In our paper, we propose the Free Electron Spectral Shearing Interferometry (FESSI) approach for reconstructing the quantum wave function of ultrashort free electrons. We were inspired by SPIDER which is a powerful approach to measure the electric field of ultrashort light pulses [2]. The FESSI setup involves the use of a Wien filter [3] to generate two time-delayed replicas of electron wave packet. Then, by applying an energy shift to one of the paths using a mid-infrared laser-driven light-electron modulator [4], spectral interference forms in the electron spectrometer. By analyzing the resulting spectral fringes, the overall distribution of the electron spectral phase can be deduced. Together with the spectral amplitude, this information enables the reconstruction of the complete temporal wave function of the free electrons with high fidelity.

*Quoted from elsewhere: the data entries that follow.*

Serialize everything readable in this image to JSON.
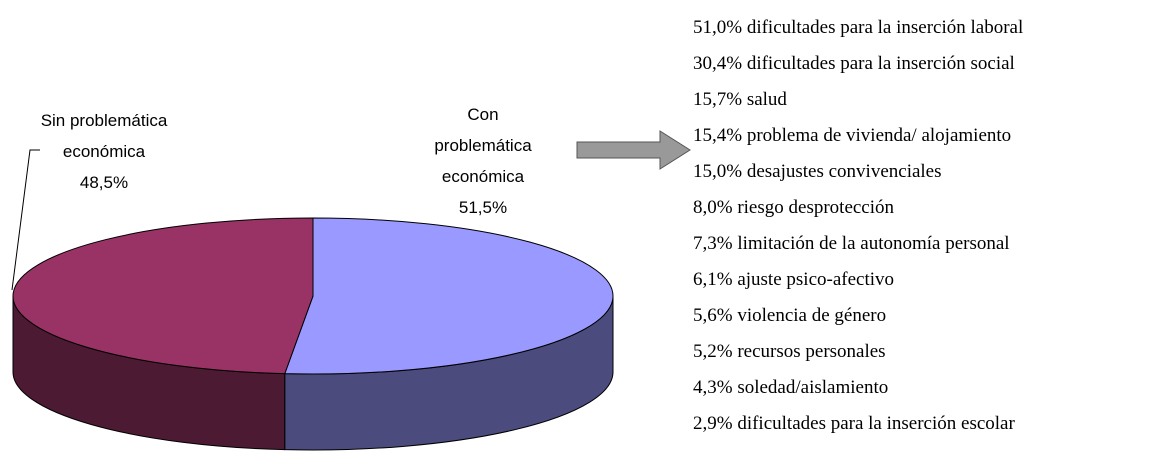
{
  "chart_data": {
    "type": "pie",
    "categories": [
      "Con problemática económica",
      "Sin problemática económica"
    ],
    "values": [
      51.5,
      48.5
    ],
    "value_labels": [
      "51,5%",
      "48,5%"
    ],
    "colors": [
      "#9999ff",
      "#993366"
    ],
    "side_colors": [
      "#4b4b7d",
      "#4d1a33"
    ],
    "details": {
      "categories": [
        "dificultades para la inserción laboral",
        "dificultades para la inserción social",
        "salud",
        "problema de vivienda/ alojamiento",
        "desajustes convivenciales",
        "riesgo desprotección",
        "limitación de la autonomía personal",
        "ajuste psico-afectivo",
        "violencia de género",
        "recursos personales",
        "soledad/aislamiento",
        "dificultades para la inserción escolar"
      ],
      "values": [
        51.0,
        30.4,
        15.7,
        15.4,
        15.0,
        8.0,
        7.3,
        6.1,
        5.6,
        5.2,
        4.3,
        2.9
      ],
      "value_labels": [
        "51,0%",
        "30,4%",
        "15,7%",
        "15,4%",
        "15,0%",
        "8,0%",
        "7,3%",
        "6,1%",
        "5,6%",
        "5,2%",
        "4,3%",
        "2,9%"
      ]
    }
  }
}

FESSI proposed in our paper is experimentally feasible and its realization for the reconstruction of quantum wave functions in ultrashort free electrons holds great promise across various scientific fields. It can be employed for characterizing femtosecond and attosecond electron pulses in the photoelectron guns, ultrafast transmission and scanning electron microscopy, and strong-field physics. Furthermore, free electron wavefunction reconstruction can test the foundations of quantum mechanics, which may shed light on many fundamental issues, such as the wavefunction collapse and the measurement problem.

References

1. Z. Chen, B. Zhang, Y. Pan and M. Krüger, Quantum wave function reconstruction by free-electron spectral shearing interferometry, Science Advances 9, eadg8516 (2023).
2. C. Iaconis and I. A. Walmsley, Opt. Lett. 23, 792 (1998).
3. M. Nicklaus and F. Hasselbach, Wien filter: A wave-packet-shifting device for restoring longitudinal coherence in charged-matter-wave interferometers. Phys. Rev. A 48, 152 (1993).
4. Y. Pan, B. Zhang and A. Gover, Anomalous Photon-Induced Near-Field Electron Microscopy, Phys. Rev. Lett. 122, 183204 (2019).